Pocillopora inflata
- Conservation status: Data Deficient (IUCN 3.1)

Scientific classification
- Kingdom: Animalia
- Phylum: Cnidaria
- Subphylum: Anthozoa
- Class: Hexacorallia
- Order: Scleractinia
- Family: Pocilloporidae
- Genus: Pocillopora
- Species: P. inflata
- Binomial name: Pocillopora inflata Glynn, 1999

= Pocillopora inflata =

- Genus: Pocillopora
- Species: inflata
- Authority: Glynn, 1999
- Conservation status: DD

Species of coral

Pocillopora inflata is a species of stony coral in the family Pocilloporidae. It was first described by Peter William Glynn in 1999. It is found growing on coral reefs in the tropical eastern Pacific Ocean but is nowhere abundant.

==Description==
Pocillopora inflata is a colonial, zooxanthellate, arborescent coral. It varies in shape, sometimes forming knobbly mounds which can grow to 1 m across, and sometimes having a more open structure with short branches several centimetres in diameter. The colour ranges from yellowish brown to shades of green. It can be distinguished from other members of the genus by the fact that it has swollen ends to the branches, a small number of pointed verrucae (or none at all) and prominent columellae on the lower part of the colony. The corallites are small and densely crowded and some of the septa, which are indistinct, are fused with the columella. The polyps have 12 tentacles.

==Distribution and habitat==
Pocillopora inflata occurs in the tropical eastern Pacific Ocean from the coast of Mexico to Ecuador and the Galápagos Islands. It favours rocky shores and grows at depths of less than 10 m.

==Ecology==
This species often grows among other Pocilloporid corals. Corals in the genus have relatively fast growth rates, with Pocillopora inflata growing at the rate of 2 to 4.4 cm a year. Most Pocilloporids brood their planula larvae, and this may also be true of Pocillopora inflata, but it has on one occasion been observed to broadcast eggs and sperm into the sea in a synchronised spawning event.
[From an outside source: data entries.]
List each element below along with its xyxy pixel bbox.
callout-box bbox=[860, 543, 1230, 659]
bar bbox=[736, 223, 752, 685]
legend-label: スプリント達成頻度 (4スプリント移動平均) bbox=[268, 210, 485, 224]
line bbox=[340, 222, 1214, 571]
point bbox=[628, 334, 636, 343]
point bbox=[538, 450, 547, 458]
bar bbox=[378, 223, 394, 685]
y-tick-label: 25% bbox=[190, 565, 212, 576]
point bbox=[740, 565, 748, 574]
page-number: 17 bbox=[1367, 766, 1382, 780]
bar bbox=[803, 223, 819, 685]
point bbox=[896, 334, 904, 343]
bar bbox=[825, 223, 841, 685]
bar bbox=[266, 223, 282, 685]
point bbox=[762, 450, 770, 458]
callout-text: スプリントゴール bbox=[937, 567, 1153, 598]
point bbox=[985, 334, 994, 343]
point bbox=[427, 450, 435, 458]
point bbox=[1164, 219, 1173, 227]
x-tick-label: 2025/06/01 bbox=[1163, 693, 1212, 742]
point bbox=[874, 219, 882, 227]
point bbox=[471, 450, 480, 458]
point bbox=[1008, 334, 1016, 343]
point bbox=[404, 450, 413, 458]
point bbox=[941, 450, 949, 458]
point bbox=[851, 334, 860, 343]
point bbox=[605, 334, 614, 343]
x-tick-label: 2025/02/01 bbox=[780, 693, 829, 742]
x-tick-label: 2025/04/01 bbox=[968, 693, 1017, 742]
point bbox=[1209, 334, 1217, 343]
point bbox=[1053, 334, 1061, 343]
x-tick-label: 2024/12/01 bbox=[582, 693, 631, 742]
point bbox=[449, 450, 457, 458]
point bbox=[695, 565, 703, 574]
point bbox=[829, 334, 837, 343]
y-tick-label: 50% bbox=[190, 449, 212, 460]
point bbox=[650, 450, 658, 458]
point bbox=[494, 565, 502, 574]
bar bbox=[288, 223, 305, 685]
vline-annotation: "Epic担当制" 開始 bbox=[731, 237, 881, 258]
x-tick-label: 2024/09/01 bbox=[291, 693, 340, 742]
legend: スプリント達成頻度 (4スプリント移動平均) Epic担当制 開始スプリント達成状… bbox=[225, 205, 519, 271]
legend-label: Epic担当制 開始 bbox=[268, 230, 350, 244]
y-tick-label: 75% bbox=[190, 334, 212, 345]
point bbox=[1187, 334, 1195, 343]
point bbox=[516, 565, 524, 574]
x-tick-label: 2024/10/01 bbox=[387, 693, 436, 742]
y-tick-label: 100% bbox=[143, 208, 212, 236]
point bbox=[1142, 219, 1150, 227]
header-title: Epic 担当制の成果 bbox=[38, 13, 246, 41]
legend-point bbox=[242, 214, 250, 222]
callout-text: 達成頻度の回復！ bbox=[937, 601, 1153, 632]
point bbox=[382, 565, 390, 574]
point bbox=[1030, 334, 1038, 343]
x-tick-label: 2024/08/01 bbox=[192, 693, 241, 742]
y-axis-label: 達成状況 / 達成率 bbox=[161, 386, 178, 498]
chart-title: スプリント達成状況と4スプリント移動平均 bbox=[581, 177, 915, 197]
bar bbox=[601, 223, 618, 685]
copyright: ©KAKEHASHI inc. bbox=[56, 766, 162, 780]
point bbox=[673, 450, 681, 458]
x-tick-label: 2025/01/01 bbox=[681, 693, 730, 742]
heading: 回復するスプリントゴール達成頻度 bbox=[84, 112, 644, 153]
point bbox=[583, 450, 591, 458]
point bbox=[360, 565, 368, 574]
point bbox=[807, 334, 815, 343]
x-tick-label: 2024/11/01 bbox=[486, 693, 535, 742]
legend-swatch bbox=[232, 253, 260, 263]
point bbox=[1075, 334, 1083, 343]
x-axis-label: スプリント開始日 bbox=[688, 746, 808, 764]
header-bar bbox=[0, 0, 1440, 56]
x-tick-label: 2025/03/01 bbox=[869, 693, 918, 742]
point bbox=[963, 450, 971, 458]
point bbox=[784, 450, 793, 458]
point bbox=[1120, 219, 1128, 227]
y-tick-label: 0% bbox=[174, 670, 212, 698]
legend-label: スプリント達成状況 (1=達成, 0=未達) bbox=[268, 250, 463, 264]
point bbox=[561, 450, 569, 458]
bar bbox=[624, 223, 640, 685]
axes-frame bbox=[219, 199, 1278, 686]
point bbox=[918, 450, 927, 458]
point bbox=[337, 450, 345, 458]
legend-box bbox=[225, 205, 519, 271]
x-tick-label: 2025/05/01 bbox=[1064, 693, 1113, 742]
It has a number of predators. These include pufferfishes, parrotfishes and filefishes which feed on the branch tips and hermit crabs which scrape the skeletal tissue. Other predators feed on the soft tissues while leaving the skeleton intact. These include such fish as the butterflyfishes, the angelfishes and the damselfish, Stegastes acapulcoensis. Invertebrate predators include the crown-of-thorns starfish, the sea urchin, Eucidaris galapagensis, and the gastropods, Jenneria pustulata and Quoyula sp.

Pocillopora inflata has several mutualistic symbionts including the crab, Trapezia sp., and certain snapping shrimps which protect it from attack by its major predator, the crown-of-thorns starfish.

==Threats==
Pocillopora inflata is an uncommon coral throughout its range and is more susceptible than many other species to bleaching and to predation by the crown-of-thorns starfish which is becoming more abundant in some areas. In common with other corals, it is threatened by rising sea temperatures, ocean acidification, ENSO events, severe storms, coral diseases, pollution and coral harvesting.